Real Estate Investing Forums

Real Estate Investing => Financing, Hard Money Lenders, Private Money => Topic started by: zoey on June 30, 2005, 12:03:28 pm

Title: Low Monthly Payments
Post by: zoey on June 30, 2005, 12:03:28 pm
I live in an area where a house costs 1 million+.  I own a home but want to invest.  Any suggestions on how to get low monthly payments while fixing up or renting a home.

I know interest only will help some but it doesn't appear to be a big difference from what I have read.

My hubby and I have excellent credit.

Thanks!

Zoey
Title: Re:Low Monthly Payments
Post by: trinee523 on June 30, 2005, 06:36:04 pm
You can use the Option ARM program.  With an Option ARM, you can choose from one of four payment choices each month -- which gives you the flexibility to change your mortgage payment as your needs change.  Since you know that you will be selling the property you can opt to pay the minimum payment each month until you sell.  The minimum payment is the smallest amount of interest and, if applicable, principle that you must pay each month.  Alot of investors are going this route because they are not worried about negative ammortization since they'll be selling in the near future.  Hope this helps. :)
Title: Re:Low Monthly Payments
Post by: richmortgagebroker on July 01, 2005, 01:55:24 am
You could get a HML loan and have the payments differed until you sell the house or refinance

You can go and IO loan and get Cash out at closing if there is enough equity in the house and then use that money for fix up and monthly payments
Title: Re:Low Monthly Payments
Post by: Maciej on July 01, 2005, 01:43:43 pm
I agree with teh pay option arm. It gives you a great start rate and they particular popular with any sor to fo investment.
Title: Re:Low Monthly Payments
Post by: rbaxter on July 02, 2005, 05:01:22 pm
Yes, payoption is the lowest possible payment you will find.  However, you will defer some of the interest with this program (your balance could go up).  IO will reduce your payment quite a bit on this loan amount and your payment and interest will not change for at least 5 years.
Title: Re:Low Monthly Payments
Post by: thailanddave on July 03, 2005, 01:57:40 pm
I would agree with the option arm for an investment. If you are looking for positive cash flow. The option arm is going to average about 6.5-7% over time. So you WILL have negative amortization. Current start rates are around 1% but thats only for the first month, then you go up to the index + margin which is currently around 5.5% and rising. The neg am can help you reduce the amount you have invested in the property as a down payment, because you will be giving it back a few hundred dollars a month as your loan balance grows. Keep in mind that you are saving the same few hundred per month that you would normally be paying if you took out a fixed or an interest only.

This may sound negative, but its really not. I would imagine for most people, the reason to buy a rental property is to produce monthly income, not own the property free and clear. The Option ARM lets you do that. With an interest only loan or a fully amortizing loan, you may only break even and hope it appreciates for a gain when you sell it. If its appreciating more than the loan balance is building, you get the best of both worlds.
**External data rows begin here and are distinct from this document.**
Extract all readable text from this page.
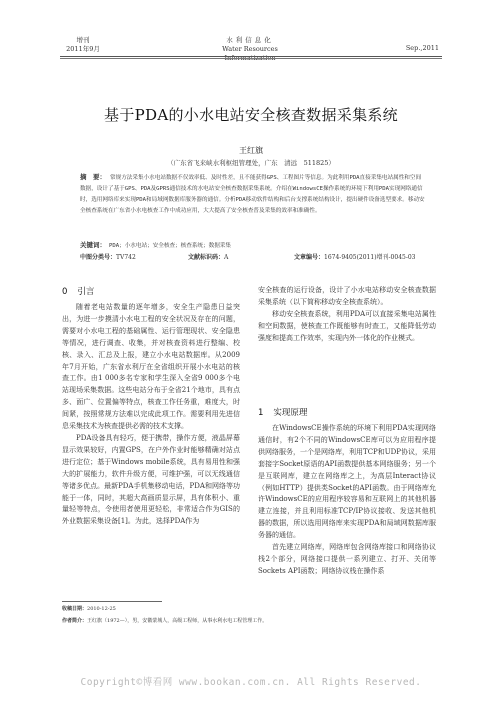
增刊
2011年9月
水利信息化
Water Resources Informatization
Sep.,2011
基于PDA的小水电站安全核查数据采集系统
王红旗
（广东省飞来峡水利枢纽管理处，广东　清远　511825）
摘　要： 常规方法采集小水电站数据不仅效率低、及时性差，且不能获得GPS、工程图片等信息。为此利用PDA直接采集电站属性和空间数据，设计了基于GPS、PDA及GPRS通信技术的水电站安全核查数据采集系统。介绍在WindowsCE操作系统的环境下利用PDA实现网络通信时，选用网络库来实现PDA和局域网数据库服务器的通信。分析PDA移动软件结构和后台支撑系统结构设计，提出硬件设备选型要求。移动安全核查系统在广东省小水电核查工作中成功应用，大大提高了安全核查普及采集的效率和准确性。
关键词： PDA；小水电站；安全核查；核查系统；数据采集
中图分类号：TV742	文献标识码：A	文章编号：1674-9405(2011)增刊-0045-03
0 引言

随着老电站数量的逐年增多，安全生产隐患日益突出，为进一步摸清小水电工程的安全状况及存在的问题，需要对小水电工程的基础属性、运行管理现状、安全隐患等情况，进行调查、收集，并对核查资料进行整编、校核、录入、汇总及上报，建立小水电站数据库。从2009年7月开始，广东省水利厅在全省组织开展小水电站的核查工作。由1 000多名专家和学生深入全省9 000多个电站现场采集数据。这些电站分布于全省21个地市，具有点多、面广、位置偏等特点，核查工作任务重，难度大，时间紧，按照常规方法难以完成此项工作。需要利用先进信息采集技术为核查提供必需的技术支撑。

PDA设备具有轻巧，便于携带，操作方便，液晶屏幕显示效果较好，内置GPS，在户外作业时能够精确对站点进行定位；基于Windows mobile系统，具有易用性和强大的扩展能力，软件升级方便，可维护强，可以无线通信等诸多优点。最新PDA手机集移动电话，PDA和网络等功能于一体，同时，其超大高画质显示屏，具有体积小、重量轻等特点，令使用者使用更轻松，非常适合作为GIS的外业数据采集设备[1]。为此，选择PDA作为

安全核查的运行设备，设计了小水电站移动安全核查数据采集系统（以下简称移动安全核查系统）。

移动安全核查系统，利用PDA可以直接采集电站属性和空间数据，使核查工作既能够有时查工，又能降低劳动强度和提高工作效率，实现内外一体化的作业模式。

1 实现原理

在WindowsCE操作系统的环境下利用PDA实现网络通信时，有2个不同的WindowsCE库可以为应用程序提供网络服务，一个是网络库，利用TCP和UDP协议，采用套接字Socket原语的API函数提供基本网络服务；另一个是互联网库，建立在网络库之上，为高层Interact协议（例如HTTP）提供类Socket的API函数。由于网络库允许WindowsCE的应用程序较容易和互联网上的其他机器建立连接，并且利用标准TCP/IP协议接收、发送其他机器的数据，所以选用网络库来实现PDA和局域网数据库服务器的通信。

首先建立网络库，网络库包含网络库接口和网络协议栈2个部分，网络接口提供一系列建立、打开、关闭等Sockets API函数；网络协议栈在操作系

收稿日期：2010-12-25
作者简介：王红旗（1972—），男，安徽蒙城人，高级工程师，从事水利水电工程管理工作。
Copyright©博看网 www.bookan.com.cn. All Rights Reserved.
One thing I always tell clents is "you can't beat the bank". If the going interest rate is 5.5% they want that kind of return on their money. Pay me now or pay me later.

One other note, if you want to own the property free and clear someday, get a fixed. They are the only loans that have a set time period for the loan being paid off. Any other loan option, whether its an interest only or Option ARM is only going to delay the time to where you either need to refinance or sell. Since thats the case, you might as well go Option ARM and get the cash flow.
Title: Re:Low Monthly Payments
Post by: rbaxter on July 03, 2005, 03:25:28 pm
Well said-

One other note:  The payment based on the 1% rate is available for the first 5 years of this loan, however, that is where neg am figures in.  If you make the minimum payment, you will cash flow, but will incur neg am.  In the first month, they give you a break, and you do not incur the neg am with the 1% payment.
Title: Re:Low Monthly Payments
Post by: kdhastedt on July 05, 2005, 07:40:49 am

There are only three factors in a loan payment:

 -- Principal (amount of the loan)
 -- Interest Rate
 -- Term

To lower the payment, you need to lower one or more of these factors or negatively amortize.

The most common ways are a bigger down payment and a lower interest rate.  The other way is a longer term.  When I bought my first house, 30 year mortgages were almost unheard of in the area where I lived!  Almost everyone was on a 20 year term.  The point is, if you are going to resell, there are some longer period loans out there (at least I understand that there are!)...

Keith
Title: Re:Low Monthly Payments
Post by: rbaxter on July 05, 2005, 07:46:34 am
There are 40 year terms out there, but they will not lower your payment a whole lot, and the $$ per month initially that you will be putting toward principal is minimal.
Title: Re:Low Monthly Payments
Post by: kdhastedt on July 06, 2005, 07:22:33 am

True ehough but the original question was getting lower payments while fixing up or renting...

If you're fixing and reselling, you won't be holding long term so there is no huge difference.